Three Christs begins by listing four barbarous techniques used on psychiatric patients in the 1950s and then introduces its protagonist, who has a battered face and is preparing for a disciplinary hearing. This introduction appears to forecast a rough series of flashbacks for both the viewers and Dr. Alan Stone (Richard Gere). Ultimately, though, the movie goes too easy on us and him.
In 1959, Michigan's state mental hospitals did actually hold three men who believed themselves to be Jesus. Social psychologist Milton Rokeach decided to treat them together, and later wrote a book, The Three Christs of Ypsilanti. Rokeach is the basis for the fictionalized Stone, and his book inspired the movie's glib and often clunky screenplay, written by Eric Nazarian and director Jon Avnet.
Three Christs benefits from a seasoned cast. Peter Dinklage, Walton Goggins, and Bradley Whitford clearly relish the acting exercise of impersonating paranoid schizophrenics. Charlotte Hope is also compelling as Becky, the recent psychology graduate who signs on as Stone's research assistant and stirs the erotic impulses of all three patients (and maybe her new boss, too).
Yet Gere doesn't relinquish his usual persona as Stone, who's portrayed as smart, benevolent, and movie-star suave. And Julianna Margulies can't do much with the underwritten role of Stone's wife Ruth, a chemistry professor who can joke that she's smarter than her husband, but is soon shown not to be wiser. As the administrators who alternately enable and undermine Stone, Kevin Pollak, Stephen Root, and Jane Alexander prove solid but unsurprising.

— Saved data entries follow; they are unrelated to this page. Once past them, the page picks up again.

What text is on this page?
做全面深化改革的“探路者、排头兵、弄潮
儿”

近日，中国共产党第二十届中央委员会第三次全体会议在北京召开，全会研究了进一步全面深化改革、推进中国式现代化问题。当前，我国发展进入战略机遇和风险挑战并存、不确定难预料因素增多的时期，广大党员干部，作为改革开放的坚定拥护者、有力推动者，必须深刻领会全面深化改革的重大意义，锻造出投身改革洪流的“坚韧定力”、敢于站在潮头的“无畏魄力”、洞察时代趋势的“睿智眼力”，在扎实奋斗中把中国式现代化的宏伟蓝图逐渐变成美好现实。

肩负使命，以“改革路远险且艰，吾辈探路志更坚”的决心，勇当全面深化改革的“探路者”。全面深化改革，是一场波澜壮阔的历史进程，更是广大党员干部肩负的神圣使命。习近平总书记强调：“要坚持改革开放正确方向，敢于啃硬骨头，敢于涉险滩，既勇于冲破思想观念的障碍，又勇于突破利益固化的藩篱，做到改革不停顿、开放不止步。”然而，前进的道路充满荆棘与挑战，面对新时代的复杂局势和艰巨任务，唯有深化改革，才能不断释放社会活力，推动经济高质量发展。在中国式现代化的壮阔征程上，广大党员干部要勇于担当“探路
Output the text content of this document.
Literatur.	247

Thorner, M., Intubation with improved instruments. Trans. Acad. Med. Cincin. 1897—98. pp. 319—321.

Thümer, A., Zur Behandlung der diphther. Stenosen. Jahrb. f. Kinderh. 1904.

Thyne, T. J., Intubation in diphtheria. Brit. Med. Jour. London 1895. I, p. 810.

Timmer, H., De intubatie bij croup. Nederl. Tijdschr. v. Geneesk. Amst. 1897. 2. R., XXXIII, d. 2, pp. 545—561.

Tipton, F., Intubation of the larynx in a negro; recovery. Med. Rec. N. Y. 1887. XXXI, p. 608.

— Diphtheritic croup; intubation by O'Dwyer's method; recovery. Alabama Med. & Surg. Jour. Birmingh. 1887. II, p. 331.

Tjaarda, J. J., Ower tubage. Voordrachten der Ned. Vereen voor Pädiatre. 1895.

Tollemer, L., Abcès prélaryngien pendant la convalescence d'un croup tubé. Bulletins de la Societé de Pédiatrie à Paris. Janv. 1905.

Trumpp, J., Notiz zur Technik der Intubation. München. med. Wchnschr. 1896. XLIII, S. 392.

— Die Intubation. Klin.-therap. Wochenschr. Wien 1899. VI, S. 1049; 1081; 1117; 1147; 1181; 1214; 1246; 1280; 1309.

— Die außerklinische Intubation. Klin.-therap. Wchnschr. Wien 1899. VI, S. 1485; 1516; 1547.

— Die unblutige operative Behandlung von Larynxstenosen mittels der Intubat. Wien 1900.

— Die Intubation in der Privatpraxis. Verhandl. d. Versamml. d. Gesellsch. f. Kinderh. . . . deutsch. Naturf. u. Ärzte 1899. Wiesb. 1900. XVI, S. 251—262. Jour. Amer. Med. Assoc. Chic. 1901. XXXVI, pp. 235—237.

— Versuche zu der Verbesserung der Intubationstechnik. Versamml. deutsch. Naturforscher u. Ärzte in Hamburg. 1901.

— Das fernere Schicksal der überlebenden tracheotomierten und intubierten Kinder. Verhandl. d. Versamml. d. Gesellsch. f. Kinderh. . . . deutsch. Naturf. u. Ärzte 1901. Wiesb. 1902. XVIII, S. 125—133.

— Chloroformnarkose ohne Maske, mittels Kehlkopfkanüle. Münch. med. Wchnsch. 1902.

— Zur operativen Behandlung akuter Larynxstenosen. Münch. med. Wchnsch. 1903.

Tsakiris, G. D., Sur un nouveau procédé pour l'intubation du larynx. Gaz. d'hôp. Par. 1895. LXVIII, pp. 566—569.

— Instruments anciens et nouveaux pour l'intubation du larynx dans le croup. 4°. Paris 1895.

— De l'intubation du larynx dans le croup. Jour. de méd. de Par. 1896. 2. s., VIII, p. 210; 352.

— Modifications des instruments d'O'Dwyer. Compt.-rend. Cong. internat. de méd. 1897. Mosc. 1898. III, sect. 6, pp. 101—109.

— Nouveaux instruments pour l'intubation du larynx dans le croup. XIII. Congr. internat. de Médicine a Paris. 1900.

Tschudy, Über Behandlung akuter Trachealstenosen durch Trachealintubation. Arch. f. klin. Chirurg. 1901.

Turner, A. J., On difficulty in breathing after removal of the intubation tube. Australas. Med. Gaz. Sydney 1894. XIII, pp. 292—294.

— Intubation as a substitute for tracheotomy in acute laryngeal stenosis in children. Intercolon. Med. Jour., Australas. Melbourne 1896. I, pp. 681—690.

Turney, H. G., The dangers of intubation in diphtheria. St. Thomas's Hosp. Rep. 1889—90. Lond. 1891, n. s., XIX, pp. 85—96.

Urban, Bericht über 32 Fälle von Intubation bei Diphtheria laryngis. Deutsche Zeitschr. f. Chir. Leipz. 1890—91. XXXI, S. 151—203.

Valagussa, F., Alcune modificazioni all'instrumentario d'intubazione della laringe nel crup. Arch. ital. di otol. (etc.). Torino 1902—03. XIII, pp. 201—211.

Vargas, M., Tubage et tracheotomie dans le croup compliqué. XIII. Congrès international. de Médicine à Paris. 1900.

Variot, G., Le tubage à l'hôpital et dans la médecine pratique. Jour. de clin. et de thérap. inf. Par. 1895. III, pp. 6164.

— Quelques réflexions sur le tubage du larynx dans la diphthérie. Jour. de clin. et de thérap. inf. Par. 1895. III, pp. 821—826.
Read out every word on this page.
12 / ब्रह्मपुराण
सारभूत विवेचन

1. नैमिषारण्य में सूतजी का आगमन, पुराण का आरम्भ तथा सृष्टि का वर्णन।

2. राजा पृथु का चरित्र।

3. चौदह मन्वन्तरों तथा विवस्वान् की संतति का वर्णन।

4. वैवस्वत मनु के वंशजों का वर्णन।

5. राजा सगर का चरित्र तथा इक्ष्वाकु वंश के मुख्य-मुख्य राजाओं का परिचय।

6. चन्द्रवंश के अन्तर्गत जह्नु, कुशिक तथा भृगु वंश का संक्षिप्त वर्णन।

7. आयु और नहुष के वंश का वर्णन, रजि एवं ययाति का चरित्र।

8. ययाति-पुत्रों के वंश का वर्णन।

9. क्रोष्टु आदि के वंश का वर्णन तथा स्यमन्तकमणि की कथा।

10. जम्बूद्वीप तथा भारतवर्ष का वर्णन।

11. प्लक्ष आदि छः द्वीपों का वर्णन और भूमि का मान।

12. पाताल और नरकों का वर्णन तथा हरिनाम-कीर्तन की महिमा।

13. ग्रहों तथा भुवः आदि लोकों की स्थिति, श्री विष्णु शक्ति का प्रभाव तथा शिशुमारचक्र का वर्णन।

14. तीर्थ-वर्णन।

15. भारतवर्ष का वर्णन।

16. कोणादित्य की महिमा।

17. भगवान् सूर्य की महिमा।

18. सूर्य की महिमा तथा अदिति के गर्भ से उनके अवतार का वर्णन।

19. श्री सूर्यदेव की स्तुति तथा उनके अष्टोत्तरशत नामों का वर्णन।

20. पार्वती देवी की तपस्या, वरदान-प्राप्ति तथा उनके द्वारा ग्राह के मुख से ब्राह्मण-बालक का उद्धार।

Stone opposes electroshocks, lobotomies, induced comas, and harsh anti-psychotic drugs, which audiences in 2020 likely join him in abhorring. That doesn't mean his alternative is persuasive. Talk therapy may not be enough to banish the delusions of Joseph (Dinklage), an opera buff who imagines himself a posh Briton; Clyde (Whitford), whose musical taste is for advertising jingles and who showers endlessly to banish an imagined stench; and Leon (Goggins), who suffers PTSD and mommy issues and makes the crudest overtures to Becky.
Inviting three Jesuses to the same session doesn't spark much psychological conflict or theological insight. Indeed, the self-proclaimed messiahs seem less bothered by each other's claims to divinity than by Stone's atheism, whose cause can be easily guessed. It's eventually spelled out, as is Stone's status as the parable's fourth saviour, a man who seeks to heal everyone around him. (He doesn't even have to visit an asylum to find people who need his touch: Both Ruth and Becky are candidates for deliverance.)
Avnet, whose best-known movie is the semi-comic Fried Green Tomatoes, lightens the mood with a few whimsical moments. The Chock Full o'Nuts Coffee jingle becomes an organ-driven hymn, and one of the Jesuses jokes that, "I thought I met the devil. He was an orderly in Kalamazoo." For such moments to work, though, spectators must accept a central conceit of most Hollywood movies about the mentally ill: that they can be become lucid whenever the script requires it.
Stone finally decides that his approach was wrong, and sometimes unethical. Yet the filmmakers strive to place most of the blame elsewhere. Stone's miscalculations don't do much conspicuous damage, and the story's major disaster is pinned on someone else. Stone may not be any more of a Jesus than are his three patients, but Three Christs can't conceive of its silver-haired star as anything less than a saint.